The model showed that in the presence of a virulent pathogen, having too many high quality patches allowed disease to build up in local populations and spread throughout the entire metapopulation. Once enough patches were improved to allow disease to spread, further increasing the number of high quality patches actually reduced the number of patches occupied by the wildlife species in question.

“It turns out that having some low-quality patches could be important, because when a pathogen comes into a low-quality patch with some colonizing animal from another patch, it can’t establish and maintain itself,” said Becker. “The pathogen winks out, and can’t continue to spread.”

Becker and Hall found that provisioning also affects disease spread in cases where animals capitalize on food put out recreationally, as with backyard bird feeders, or inadvertently, such as in agricultural fields or unsecured trash cans.

“You can increase the number of occupied patches in those situations, but again that comes with this downside of allowing pathogen invasion and in some extreme circumstances you can end up with infection being everywhere,” said Hall.

“What our model shows is that in these cases you only have to improve a small proportion of the habitat to get this phenomenon where the pathogen can invade, persist, and sometimes spread throughout the landscape,” said Becker. “Especially for species in urban areas, improving patch quality can increase the chance that the pathogen is present everywhere and can spill over into human populations and other wildlife that we might care about.”
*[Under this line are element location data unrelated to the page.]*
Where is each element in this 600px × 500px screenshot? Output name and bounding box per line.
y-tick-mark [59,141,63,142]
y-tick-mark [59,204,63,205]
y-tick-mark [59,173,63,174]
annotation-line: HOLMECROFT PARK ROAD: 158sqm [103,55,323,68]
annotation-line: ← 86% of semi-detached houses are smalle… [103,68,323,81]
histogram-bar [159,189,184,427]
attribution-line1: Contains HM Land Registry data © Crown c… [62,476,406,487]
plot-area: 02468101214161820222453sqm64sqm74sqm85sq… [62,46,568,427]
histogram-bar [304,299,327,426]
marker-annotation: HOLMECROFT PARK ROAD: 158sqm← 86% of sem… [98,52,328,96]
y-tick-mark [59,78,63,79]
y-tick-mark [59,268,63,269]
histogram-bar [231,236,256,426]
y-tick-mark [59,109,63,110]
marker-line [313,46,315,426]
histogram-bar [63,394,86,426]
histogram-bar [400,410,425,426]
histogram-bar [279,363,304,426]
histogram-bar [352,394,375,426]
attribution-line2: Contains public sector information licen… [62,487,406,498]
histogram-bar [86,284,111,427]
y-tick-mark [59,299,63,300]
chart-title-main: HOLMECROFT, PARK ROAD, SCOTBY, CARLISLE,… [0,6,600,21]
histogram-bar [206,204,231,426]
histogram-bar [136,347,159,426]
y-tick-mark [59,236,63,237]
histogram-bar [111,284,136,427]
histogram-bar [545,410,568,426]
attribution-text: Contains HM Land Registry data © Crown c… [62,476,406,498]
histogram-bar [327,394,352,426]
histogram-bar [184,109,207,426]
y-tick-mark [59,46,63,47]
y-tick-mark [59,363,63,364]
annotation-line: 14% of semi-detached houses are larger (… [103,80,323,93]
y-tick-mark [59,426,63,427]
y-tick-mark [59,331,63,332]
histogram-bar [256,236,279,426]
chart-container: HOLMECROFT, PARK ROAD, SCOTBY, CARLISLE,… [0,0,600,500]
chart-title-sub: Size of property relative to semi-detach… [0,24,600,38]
To prevent such outcomes, Becker and Hall’s research suggests that an intermediate number of high quality patches is ideal.

“It’s sort of a balance,” said Hall. “Maintaining a mixture of high- and low-quality patches can reduce the risk of unoccupied patches being colonized by infected hosts and prevent pathogen spread.”

Becker and Hall, along with a number of colleagues at UGA, are continuing to explore the effects of resource provisioning on disease dynamics. Hall is part of a team of UGA scientists funded by the National Science Foundation to investigate how recreational feeding of white ibis influences their exposure to pathogens of concern to human and wildlife health, such as Salmonella. Becker recently received funding from the NSF to study how the expansion of livestock into vampire bat habitat in Peru is affecting the spread of rabies virus. He has also organized a symposium on provisioning and wildlife disease for the upcoming annual meeting of the Ecological Society of America.

“The fact that provisioning in some cases can be detrimental to the systems by facilitating pathogen invasion is an important finding that needs to be looked into more,” said Hall.

The study, Heterogeneity in patch quality buffers metapopulations from pathogen impacts, was supported by the National Science Foundation, the ARCS Foundation, and the James S. McDonnell Foundation.